[LINK] Digital doomsday: the end of knowledge
Brendan Scott
brendansweb at optusnet.com.au
Wed Apr 7 22:16:03 AEST 2010
On 04/06/2010 10:58 PM, Kim Holburn wrote:
> I found an article in New Scientist (30 Jan 2010) on a subject we have
> discussed before here. How long our mounting cloud of digital data
> will last. Compared with say Babylonian cuniform tablets from 3500
> years ago the answer is not long.

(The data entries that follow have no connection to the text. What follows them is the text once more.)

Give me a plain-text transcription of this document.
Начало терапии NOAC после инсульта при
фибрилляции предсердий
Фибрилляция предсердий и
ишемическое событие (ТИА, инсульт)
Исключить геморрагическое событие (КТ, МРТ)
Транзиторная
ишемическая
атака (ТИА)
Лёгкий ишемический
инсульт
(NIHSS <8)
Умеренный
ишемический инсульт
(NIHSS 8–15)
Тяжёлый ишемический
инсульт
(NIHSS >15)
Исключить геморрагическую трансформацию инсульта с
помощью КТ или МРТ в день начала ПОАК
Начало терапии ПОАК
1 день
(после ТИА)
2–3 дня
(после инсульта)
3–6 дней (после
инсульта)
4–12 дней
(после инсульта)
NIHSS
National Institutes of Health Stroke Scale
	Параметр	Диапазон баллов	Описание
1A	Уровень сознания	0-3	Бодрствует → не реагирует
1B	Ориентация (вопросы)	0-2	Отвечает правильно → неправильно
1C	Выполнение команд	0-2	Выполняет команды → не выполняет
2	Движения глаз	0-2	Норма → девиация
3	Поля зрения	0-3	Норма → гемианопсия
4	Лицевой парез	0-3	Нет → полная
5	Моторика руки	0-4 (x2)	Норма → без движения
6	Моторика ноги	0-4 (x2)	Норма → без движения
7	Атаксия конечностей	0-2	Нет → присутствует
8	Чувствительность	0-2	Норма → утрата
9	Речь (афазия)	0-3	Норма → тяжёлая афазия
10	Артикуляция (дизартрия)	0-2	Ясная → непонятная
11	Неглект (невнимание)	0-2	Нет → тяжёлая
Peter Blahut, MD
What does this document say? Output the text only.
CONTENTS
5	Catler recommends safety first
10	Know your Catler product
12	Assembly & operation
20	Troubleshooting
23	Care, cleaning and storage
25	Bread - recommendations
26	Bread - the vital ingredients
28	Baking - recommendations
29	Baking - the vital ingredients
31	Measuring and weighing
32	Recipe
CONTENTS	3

They have a chart:
> Flash memory: 10 Years
> Magnetic tape: about 20 years
> Rewritable CDs and DVDs: 7 years
> Most CD-R and DVD+R, DVD-R, audio CD and Movie DVDs: 26 years
> Special gold CD-R: 100 years
> Hard disks: no-one knows.
>
> And that's assuming we have the ability to read them then. Reading
> media made in old drives is not necessarily easy at all. Less easy if
> the drives are not available even less easy if no engineers familiar
> with them are still alive. Maybe our digital society is just
> evanescent.
>
> http://www.newscientist.com/article/mg20527451.300-digital-doomsday-the-end-of-knowledge.html
What this doesn't take account of is that a hard disk is somewhat more reproducible than a cuneiform tablet. That the medium does not survive is different from the massage not surviving.